The strange calm that blooms between Palm Sunday and the Triduum is quietly unsettling. But for as long as I can remember, the moment I first begin to feel the pangs of Holy Week has always been the same: the crotalus' harsh cry at consecration on Holy Thursday. Rather than greeting His arrival with the gentle peal of bells, we signal his presence with abrupt and harsh clamoring -- a sign of the harsh and abrupt reality of the sacrifice that this moment recalls, and a shatterer of my comfortable complacency.
Minutes later, the starkness is emphasized once again during the procession to the Altar of Repose. In our parish, that procession is one we watch, rather than one in which we actively participate. But even as the servers wind their way through the church, I feel that He is displaced. It's not that He's gone altogether; the altar of repose is mere yards from the tabernacle. But he's not "in the right place" -- just as the clapper was not the right sound minutes earlier -- and that wrongness, that disjointedness aches.

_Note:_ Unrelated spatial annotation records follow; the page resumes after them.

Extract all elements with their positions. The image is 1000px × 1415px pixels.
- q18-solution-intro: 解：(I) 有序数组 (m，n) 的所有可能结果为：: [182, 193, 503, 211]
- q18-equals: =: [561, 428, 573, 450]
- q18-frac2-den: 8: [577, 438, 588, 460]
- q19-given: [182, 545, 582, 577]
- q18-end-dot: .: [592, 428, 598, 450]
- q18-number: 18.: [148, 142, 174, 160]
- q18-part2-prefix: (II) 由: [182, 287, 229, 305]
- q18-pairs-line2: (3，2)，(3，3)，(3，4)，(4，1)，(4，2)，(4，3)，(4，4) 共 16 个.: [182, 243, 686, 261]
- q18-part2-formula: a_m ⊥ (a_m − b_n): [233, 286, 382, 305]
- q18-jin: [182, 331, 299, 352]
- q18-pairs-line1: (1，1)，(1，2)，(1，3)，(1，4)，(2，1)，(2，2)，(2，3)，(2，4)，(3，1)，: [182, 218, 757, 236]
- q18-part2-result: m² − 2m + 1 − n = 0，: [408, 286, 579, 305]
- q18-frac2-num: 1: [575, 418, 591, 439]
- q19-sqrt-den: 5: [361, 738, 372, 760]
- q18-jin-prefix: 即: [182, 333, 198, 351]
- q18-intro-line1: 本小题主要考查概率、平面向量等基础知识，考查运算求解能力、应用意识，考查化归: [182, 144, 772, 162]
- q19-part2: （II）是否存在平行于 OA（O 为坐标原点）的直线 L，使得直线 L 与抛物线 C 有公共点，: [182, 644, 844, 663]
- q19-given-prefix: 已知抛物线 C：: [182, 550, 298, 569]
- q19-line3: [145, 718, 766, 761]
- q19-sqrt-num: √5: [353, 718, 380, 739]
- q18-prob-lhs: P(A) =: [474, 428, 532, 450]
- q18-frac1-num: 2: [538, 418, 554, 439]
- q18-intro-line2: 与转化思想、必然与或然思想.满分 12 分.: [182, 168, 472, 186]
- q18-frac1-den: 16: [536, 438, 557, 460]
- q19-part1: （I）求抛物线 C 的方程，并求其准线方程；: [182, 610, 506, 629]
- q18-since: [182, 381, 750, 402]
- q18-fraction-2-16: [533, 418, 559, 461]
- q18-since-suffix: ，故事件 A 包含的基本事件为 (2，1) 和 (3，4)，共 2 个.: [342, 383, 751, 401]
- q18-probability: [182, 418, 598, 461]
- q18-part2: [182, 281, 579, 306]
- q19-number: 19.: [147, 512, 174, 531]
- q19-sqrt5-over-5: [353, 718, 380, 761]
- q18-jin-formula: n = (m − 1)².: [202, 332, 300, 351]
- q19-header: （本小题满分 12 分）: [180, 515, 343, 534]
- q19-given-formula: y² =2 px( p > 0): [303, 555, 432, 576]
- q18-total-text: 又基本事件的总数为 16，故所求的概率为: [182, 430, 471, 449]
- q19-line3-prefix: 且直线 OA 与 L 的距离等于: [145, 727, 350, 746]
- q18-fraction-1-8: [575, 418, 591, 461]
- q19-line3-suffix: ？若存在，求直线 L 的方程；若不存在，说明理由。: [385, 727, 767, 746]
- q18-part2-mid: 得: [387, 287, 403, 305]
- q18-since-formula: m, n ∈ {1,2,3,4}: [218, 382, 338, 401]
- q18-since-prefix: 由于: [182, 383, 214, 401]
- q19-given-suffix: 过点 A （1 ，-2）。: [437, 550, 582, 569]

As the acolytes strip the main altar of its finery, slowly divesting us of our familiar trappings, one of them recites the opening verses of Psalm 22. He speaks David's somber words slowly and quietly, and the lights in the building are gradually extinguished, leaving the church in near-total darkness, Much as I imagine it would have been for the world, cast into darkness and despair on that first First Friday, the displacement of our beloved creator is accompanied by a sensory and emotional depravation.
On Good Friday, as the three o'clock hour draws near, the lightheadedness that marks me as one embarrassingly unused to fasting gives the afternoon a strangely surreal feeling. Again, the bareness of the altar, the sparseness of the liturgy, the quiet reticence of a congregation usually so full of energy -- all contribute to the very real ache of His absence. Paired with the lengthy recounting of St. John's Passion, the relentless drum-beat of the Orationes Sollemnes, and the entire congregation's public embracing of the Cross -- which looks anything but ordinary to me now -- and the feelings of wrongness, of aloneness despite the crowds, of being utterly bereft and stretched thin grow overwhelming.
Even the darkness of Holy Saturday's Vigil, looking so clearly ahead to the stone being rolled from His tomb, reminds me of the depravation of Thursday and the relentlessness of Friday. The account of Salvation History that comes into view as we work our way through the readings -- one of my favorite liturgical sequences of the year -- reminds me of His absence, of my own selfish impatience , and of Mankind's relentless reinforcement of its profound unworthiness. So caught up am I in the waiting that the joyful arrival -- the overwhelming brightness of the light and endlessly chiming bells that greet the beloved Gloria -- is almost too much to bear. But that moment, made possible only through the rigors of the Triduum itself, is a welcome jolt, rousing me from the easy complacency of my Ordinary, and calling me once again to follow in His footsteps.
Thank God for Holy Week. Without it, I could easily forget just how radical Christ's Incarnation was, how painful and unjust His passion and death, and how profoundly undeserving of His sacrifice I am (and will always be).
Without a Holy Week, it would be always Ordinary Time. Without Holy Week, I'd never reach Easter.